De commissie brengt hiermee verslag uit van het aldus gevoerde schriftelijk overleg.

De griffier van de commissie,

Hester Menninga

BRIEF AAN DE STAATSSECRETARIS VAN FINANCIËN

Den Haag, 7 oktober 2008

De vaste commissie voor Financiën van de Eerste Kamer heeft in haar vergadering van 30 september jl. de brief van PricewaterhouseCoopers Belastingadviseurs N.V., d.d. 12 september 2008, inzake de tenuitvoerlegging van de motie-Essers c.s. (31 205/31 206, I) besproken. De commissie verzoekt u te reageren op deze brief met bijlagen en stelt daarbij een spoedige reactie van de zijde van de Staatssecretaris, in elk geval ruimschoots voor de behandeling van het Belastingplan 2009 in de Eerste Kamer, op prijs.
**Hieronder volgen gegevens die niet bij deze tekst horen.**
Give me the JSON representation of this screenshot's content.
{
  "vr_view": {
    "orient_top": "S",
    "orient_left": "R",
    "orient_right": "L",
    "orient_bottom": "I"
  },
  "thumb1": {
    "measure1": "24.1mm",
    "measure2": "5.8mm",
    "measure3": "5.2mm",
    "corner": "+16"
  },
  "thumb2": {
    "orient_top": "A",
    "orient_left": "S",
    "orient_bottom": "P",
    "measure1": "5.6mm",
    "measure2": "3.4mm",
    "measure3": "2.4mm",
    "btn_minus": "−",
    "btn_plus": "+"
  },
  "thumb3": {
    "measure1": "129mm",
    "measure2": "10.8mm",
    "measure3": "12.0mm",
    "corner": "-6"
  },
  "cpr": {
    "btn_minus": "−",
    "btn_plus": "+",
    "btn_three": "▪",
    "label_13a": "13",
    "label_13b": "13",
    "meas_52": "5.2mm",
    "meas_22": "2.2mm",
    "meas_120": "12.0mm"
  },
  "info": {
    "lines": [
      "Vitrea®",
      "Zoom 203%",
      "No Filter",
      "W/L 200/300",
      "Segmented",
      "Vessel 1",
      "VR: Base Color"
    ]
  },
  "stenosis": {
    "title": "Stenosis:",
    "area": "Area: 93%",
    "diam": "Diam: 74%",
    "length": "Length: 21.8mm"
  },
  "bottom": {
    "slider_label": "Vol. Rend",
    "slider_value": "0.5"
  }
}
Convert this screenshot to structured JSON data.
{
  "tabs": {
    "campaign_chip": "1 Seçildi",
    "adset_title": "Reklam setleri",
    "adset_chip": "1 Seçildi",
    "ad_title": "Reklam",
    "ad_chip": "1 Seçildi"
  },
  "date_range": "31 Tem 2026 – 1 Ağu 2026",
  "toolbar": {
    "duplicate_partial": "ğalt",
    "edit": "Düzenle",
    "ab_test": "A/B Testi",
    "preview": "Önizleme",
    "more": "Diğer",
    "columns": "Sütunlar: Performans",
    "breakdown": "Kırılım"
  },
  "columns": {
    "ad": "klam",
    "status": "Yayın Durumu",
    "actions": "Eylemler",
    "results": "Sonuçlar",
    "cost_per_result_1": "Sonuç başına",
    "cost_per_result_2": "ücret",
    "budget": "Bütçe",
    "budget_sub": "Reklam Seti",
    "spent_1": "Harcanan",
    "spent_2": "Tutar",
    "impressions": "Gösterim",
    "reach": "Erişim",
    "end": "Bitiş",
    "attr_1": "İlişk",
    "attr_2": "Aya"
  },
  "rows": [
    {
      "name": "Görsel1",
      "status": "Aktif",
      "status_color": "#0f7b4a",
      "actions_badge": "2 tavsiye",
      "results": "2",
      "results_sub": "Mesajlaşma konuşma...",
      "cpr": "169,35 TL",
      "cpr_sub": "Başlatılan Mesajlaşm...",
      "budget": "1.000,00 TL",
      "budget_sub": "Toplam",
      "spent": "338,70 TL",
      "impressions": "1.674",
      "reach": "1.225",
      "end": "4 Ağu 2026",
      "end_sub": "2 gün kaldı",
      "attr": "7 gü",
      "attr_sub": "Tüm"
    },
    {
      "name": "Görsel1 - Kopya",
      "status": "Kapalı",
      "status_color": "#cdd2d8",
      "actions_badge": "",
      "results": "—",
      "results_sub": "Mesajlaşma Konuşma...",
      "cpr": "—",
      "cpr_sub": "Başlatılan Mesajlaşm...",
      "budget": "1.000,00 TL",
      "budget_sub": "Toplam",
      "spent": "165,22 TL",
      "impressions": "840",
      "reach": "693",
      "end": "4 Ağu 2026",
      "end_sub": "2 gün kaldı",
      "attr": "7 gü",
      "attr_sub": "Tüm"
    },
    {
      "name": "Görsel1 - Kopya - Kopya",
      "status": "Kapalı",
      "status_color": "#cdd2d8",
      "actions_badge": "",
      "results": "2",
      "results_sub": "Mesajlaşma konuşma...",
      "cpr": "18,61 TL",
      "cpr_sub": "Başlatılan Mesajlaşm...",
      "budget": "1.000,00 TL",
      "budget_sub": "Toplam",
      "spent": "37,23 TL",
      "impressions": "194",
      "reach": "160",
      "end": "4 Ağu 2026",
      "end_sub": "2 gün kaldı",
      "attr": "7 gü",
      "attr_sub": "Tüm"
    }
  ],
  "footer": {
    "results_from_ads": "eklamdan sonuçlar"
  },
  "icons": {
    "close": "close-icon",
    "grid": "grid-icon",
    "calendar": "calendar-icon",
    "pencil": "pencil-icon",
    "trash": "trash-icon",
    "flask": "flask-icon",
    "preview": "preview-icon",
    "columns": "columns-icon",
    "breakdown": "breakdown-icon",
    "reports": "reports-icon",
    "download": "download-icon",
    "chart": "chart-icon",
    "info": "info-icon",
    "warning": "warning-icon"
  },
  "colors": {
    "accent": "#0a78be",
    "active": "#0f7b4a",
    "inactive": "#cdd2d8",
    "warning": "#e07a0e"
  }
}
In dit verband wenst de commissie het volgende op te merken. Naar de mening van de commissie dient de uitleg van de in de motie-Essers c.s. opgenomen oproep aan de staatssecretaris van Financiën om zich flexibel op te stellen bij de afwikkeling van VSO-I niet te worden beperkt tot uitsluitend procedurele aspecten. Met de oproep tot flexibiliteit heeft de Kamer primair bedoeld aan te geven dat daar waar de wet de jurisprudentie daartoe de ruimte bieden, de Belastingdienst de door de woningcorporaties gemaakte inhoudelijke keuzes in het kader van de afwikkeling van VSO-I zoveel mogelijk dient te respecteren.

Een zelfde uitleg dient naar de mening van de commissie te worden gegeven aan de eveneens in de motie-Essers c.s. opgenomen oproep aan de staatssecretaris om zich bij de totstandkoming van VSO-II constructief en redelijk op te stellen.

De motie-Essers c.s. roept derhalve de Belastingdienst niet slechts op tot het betrachten van de nodige procedurele flexibiliteit maar in de eerste plaats tot een flexibele en constructief-redelijke houding op fiscaaltechnisch inhoudelijk vlak binnen de door de wet en jurisprudentie aangegeven kaders.

De commissie ziet uw beantwoording met belangstelling tegemoet.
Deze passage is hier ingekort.